As additional support for this resolution, we note that when the Industrial Commission receives notification of an injury, it has a duty to send a claim form to the employee. See A.R.S. §23-1061(C). In this case, the June 4, 1987, letter from the claimant’s attorney clearly informed the commission of an injury, and if the commission had responded promptly with a claim form to the employee it would have in all likelihood been filed before the expiration of the one-year period on September 6, 1987.[2]

Finally, we note that under the Industrial Commission rules, the February 12, 1988, worker’s report of injury may also be a timely claim for benefits. Administrative Code Rules and Regulations R4-13-107 provides:

Filing of an incomplete form or an instrument other than a form when a form is required, within the prescribed time period, will constitute a timely filing if the party complies with these Rules by filing a properly completed and executed form within fourteen (14) days of the date notice was given by the Commission that the form was incomplete.

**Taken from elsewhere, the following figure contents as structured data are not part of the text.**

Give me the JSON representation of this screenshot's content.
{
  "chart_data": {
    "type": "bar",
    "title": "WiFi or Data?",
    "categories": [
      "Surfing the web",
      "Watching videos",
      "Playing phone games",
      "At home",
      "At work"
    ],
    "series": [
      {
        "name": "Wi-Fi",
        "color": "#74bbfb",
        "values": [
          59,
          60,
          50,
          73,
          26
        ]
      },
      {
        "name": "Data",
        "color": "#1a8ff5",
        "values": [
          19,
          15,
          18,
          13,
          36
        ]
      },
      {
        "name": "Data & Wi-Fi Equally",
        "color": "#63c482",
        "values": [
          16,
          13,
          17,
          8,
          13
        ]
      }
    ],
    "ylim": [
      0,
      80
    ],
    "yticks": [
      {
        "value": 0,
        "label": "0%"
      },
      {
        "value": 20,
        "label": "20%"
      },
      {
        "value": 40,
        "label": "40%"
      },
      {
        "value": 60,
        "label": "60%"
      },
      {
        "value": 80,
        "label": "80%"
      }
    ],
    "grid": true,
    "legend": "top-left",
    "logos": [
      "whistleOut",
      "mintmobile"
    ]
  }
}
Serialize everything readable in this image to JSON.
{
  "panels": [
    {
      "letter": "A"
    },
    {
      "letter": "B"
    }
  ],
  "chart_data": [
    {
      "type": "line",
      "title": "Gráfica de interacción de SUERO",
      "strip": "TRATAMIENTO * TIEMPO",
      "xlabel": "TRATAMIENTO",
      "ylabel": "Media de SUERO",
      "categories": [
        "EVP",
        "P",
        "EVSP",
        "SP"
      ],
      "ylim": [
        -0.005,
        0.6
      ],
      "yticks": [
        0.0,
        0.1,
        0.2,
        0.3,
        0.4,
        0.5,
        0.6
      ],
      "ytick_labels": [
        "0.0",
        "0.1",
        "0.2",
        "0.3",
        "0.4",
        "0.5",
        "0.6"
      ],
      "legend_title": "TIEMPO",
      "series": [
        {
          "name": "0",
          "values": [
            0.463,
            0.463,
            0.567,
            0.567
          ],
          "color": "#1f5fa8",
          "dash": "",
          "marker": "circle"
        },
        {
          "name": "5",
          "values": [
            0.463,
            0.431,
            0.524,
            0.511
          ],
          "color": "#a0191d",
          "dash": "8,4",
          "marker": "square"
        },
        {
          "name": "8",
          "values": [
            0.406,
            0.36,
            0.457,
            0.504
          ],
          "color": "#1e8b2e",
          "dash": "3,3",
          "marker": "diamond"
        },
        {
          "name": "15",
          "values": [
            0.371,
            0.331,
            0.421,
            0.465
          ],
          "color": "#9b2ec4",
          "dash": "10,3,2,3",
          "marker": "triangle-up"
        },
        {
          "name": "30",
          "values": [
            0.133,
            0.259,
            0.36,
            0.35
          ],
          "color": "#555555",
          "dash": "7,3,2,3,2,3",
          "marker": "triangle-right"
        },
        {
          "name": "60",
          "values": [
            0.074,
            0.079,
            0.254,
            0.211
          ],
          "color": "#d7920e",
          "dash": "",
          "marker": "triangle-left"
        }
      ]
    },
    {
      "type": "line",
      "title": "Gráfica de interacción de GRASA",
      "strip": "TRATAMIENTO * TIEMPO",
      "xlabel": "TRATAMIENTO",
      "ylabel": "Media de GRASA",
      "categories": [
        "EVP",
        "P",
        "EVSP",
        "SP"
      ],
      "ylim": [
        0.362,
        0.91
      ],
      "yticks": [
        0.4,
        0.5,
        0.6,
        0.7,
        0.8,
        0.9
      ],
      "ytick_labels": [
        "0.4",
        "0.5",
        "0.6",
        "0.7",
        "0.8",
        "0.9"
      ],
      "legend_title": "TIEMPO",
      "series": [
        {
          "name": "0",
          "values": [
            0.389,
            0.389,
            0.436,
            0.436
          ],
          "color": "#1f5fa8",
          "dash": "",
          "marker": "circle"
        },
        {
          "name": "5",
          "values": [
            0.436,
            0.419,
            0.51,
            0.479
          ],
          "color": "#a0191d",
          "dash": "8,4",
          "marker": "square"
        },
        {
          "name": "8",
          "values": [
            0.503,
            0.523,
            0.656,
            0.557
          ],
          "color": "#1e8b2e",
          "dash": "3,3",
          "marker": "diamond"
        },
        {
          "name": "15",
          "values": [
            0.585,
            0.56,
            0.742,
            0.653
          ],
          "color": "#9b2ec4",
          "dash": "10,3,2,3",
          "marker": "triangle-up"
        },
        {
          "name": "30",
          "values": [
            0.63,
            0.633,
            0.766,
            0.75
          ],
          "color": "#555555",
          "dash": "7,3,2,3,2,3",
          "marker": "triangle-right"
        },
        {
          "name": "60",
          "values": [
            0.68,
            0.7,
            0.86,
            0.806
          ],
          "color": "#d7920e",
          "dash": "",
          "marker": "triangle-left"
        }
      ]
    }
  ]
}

In this case, the claimant’s attorney filed the first page of a worker’s report of injury with his June 4, 1987, letter. This constituted an incomplete form since it was missing the second page. Eight months later, when the commission informed the claimant that this form was inadequate, the claimant filed a properly completed and executed form two days later. Therefore, under Rule 107 it appears that the February filing was also timely.

For all of the foregoing reasons, it is unnecessary to reach the claimant’s first issue. The award is set aside.

CLABORNE, P.J., and EHRLICH, J., concur.

[1] The Industrial Commission rules also provide that a claimant may be represented by an authorized representative, which is defined to include an attorney, and that individual is authorized to sign reports or instruments on behalf of the claimant. See A.C.R.R. R4-13-105, -107.
[2] This logic appears equally applicable to the March 1, 1986, worker’s report of injury filed by the claimant’s wife. This claim clearly informed the commission that an injury had occurred, but no processing took place and the commission did not send a claim form to the claimant.